Chinook Jargon, pidgin, presently extinct, formerly used as a trade language in the Pacific Northwest region of North America. It is thought to have originated among the Northwest Coast Indians, especially the Chinook and the Nuu-chah-nulth (Nootka) peoples.
The peoples of the Northwest Coast traded extensively among themselves and with communities in the interior. A large proportion, if not most, of Chinook Jargon vocabulary was taken from Chinook proper. It is thought that Chinook Jargon predates indigenous contact with Europeans and European Americans, which was initiated in the 18th century pursuant to the fur trade.
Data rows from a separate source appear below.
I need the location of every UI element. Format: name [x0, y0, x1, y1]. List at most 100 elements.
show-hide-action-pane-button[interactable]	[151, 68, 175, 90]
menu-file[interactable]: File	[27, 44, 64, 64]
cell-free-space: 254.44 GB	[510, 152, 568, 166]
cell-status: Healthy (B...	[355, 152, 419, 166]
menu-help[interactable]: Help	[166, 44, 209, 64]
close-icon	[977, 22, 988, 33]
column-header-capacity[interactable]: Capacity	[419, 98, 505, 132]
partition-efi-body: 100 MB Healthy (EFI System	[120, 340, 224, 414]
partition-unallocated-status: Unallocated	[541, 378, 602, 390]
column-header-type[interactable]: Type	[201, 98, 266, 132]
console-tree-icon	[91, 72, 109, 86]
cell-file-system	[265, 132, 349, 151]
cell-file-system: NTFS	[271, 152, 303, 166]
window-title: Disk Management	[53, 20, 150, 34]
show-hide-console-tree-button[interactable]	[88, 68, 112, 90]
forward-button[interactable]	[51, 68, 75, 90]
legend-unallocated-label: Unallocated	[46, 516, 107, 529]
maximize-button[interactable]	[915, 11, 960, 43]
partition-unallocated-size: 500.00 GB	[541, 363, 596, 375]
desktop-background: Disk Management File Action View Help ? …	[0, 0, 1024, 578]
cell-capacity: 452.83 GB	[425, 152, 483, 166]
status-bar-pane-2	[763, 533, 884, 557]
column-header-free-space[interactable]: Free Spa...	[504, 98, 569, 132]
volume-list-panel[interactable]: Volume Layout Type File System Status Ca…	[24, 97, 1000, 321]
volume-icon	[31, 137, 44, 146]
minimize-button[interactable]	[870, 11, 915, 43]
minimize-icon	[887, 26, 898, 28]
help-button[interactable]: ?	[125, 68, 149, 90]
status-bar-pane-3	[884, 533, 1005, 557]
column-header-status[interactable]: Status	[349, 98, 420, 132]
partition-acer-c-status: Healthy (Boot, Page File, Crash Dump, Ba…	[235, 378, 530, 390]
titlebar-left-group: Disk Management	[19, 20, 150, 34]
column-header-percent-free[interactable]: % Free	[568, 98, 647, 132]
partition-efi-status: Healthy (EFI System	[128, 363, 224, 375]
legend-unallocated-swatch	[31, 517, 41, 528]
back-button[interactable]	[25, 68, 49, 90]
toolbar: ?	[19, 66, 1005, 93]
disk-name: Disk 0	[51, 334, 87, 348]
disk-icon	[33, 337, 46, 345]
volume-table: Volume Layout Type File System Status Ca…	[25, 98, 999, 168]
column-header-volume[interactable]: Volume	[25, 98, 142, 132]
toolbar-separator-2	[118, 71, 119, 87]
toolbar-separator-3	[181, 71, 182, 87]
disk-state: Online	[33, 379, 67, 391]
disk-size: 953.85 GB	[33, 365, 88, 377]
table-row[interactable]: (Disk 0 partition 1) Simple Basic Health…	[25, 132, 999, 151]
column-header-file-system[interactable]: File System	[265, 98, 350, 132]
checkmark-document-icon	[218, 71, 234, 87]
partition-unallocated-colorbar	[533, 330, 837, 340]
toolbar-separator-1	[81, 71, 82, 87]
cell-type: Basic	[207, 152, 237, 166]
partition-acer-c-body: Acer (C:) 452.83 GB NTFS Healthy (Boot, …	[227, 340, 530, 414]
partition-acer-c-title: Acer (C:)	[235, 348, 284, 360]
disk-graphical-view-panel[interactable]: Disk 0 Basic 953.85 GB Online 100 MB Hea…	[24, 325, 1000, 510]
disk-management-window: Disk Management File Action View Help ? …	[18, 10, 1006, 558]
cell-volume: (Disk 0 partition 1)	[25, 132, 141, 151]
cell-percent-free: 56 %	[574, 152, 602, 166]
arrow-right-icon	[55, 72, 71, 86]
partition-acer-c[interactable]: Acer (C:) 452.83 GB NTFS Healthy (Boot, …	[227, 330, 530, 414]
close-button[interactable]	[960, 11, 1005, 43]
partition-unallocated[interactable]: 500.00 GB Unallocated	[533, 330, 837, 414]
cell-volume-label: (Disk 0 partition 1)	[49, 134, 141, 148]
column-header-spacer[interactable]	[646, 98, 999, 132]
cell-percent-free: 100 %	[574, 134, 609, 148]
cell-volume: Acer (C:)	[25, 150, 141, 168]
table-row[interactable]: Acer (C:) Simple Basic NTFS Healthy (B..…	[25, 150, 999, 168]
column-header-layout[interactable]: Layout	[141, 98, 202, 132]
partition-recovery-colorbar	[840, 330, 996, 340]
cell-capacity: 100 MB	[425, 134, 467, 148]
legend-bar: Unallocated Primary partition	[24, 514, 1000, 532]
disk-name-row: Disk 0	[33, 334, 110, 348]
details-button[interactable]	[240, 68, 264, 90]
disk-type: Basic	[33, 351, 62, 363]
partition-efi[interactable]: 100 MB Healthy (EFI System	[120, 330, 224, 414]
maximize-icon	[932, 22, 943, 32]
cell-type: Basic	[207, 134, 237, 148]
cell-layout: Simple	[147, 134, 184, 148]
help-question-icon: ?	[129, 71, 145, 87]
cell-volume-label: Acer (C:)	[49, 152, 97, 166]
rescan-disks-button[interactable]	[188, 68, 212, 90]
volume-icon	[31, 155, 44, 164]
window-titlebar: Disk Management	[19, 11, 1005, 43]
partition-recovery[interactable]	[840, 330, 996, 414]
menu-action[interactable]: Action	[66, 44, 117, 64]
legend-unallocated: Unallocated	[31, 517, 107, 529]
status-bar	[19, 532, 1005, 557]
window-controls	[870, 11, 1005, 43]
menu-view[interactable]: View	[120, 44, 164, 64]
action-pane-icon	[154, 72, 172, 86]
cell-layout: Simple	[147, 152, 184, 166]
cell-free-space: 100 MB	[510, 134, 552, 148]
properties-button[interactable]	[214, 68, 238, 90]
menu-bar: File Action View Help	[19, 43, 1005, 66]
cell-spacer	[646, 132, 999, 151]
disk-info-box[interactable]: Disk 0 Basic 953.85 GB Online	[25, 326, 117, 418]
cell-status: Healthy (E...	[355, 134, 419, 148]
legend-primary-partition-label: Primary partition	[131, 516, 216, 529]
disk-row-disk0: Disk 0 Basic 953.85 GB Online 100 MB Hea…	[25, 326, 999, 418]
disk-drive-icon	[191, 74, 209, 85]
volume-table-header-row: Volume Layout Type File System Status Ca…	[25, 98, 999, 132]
The English and French elements in the pidgin’s lexicon (vocabulary) seem to be primarily borrowings into Chinook Jargon after it had become widely adopted as the lingua franca for the fur trade.
Chinook Jargon dispensed with some polysynthetic aspects typical of the grammar of American Indian languages—that is, with the practice of combining several small word elements (none of which may be used as a free, or stand-alone, word) to form a complex word. For example, Chinook Jargon provided free pronouns for subject and object without any corresponding affixes to identify tense, gender, possessive, or other such variables, so that “he spoke” would be translated as yaka wawa, where yaka indicated third person singular (and was occasionally used for the plural form as well) and could mean ‘he,’ ‘him,’ ‘his,’ ‘she,’ ‘her,’ or ‘hers’ and wawa was defined as ‘to speak,’ ‘speech,’ ‘word,’ or ‘language.’ The same phrase would be translated in Chinook proper as I-gikim ‘he spoke.’ Chinook Jargon also partially adopted the subject–verb–object (SVO) syntax that is typical within the verb complex (the verb and its affixes) in northwestern American Indian languages, as in ukuk man tšaku ‘that man came.’ This is different from the VSO pattern in which noun phrases and the verb complex are sequenced in Chinook proper, as in áiuu i-qísqis ‘the blue jay went on’ (literally, ‘he went on [masculine singular]-blue jay’).
Indigenous, European, and European American traders helped spread Chinook Jargon from areas around the Columbia River north to southern Alaska and south almost to the present-day California border. In the late 19th century, however, English started supplanting Chinook Jargon as a lingua franca. By the early 20th century, Chinook Jargon was virtually extinct in the United States (with the exception of a few words used locally as slang), but it survived a few decades longer in British Columbia.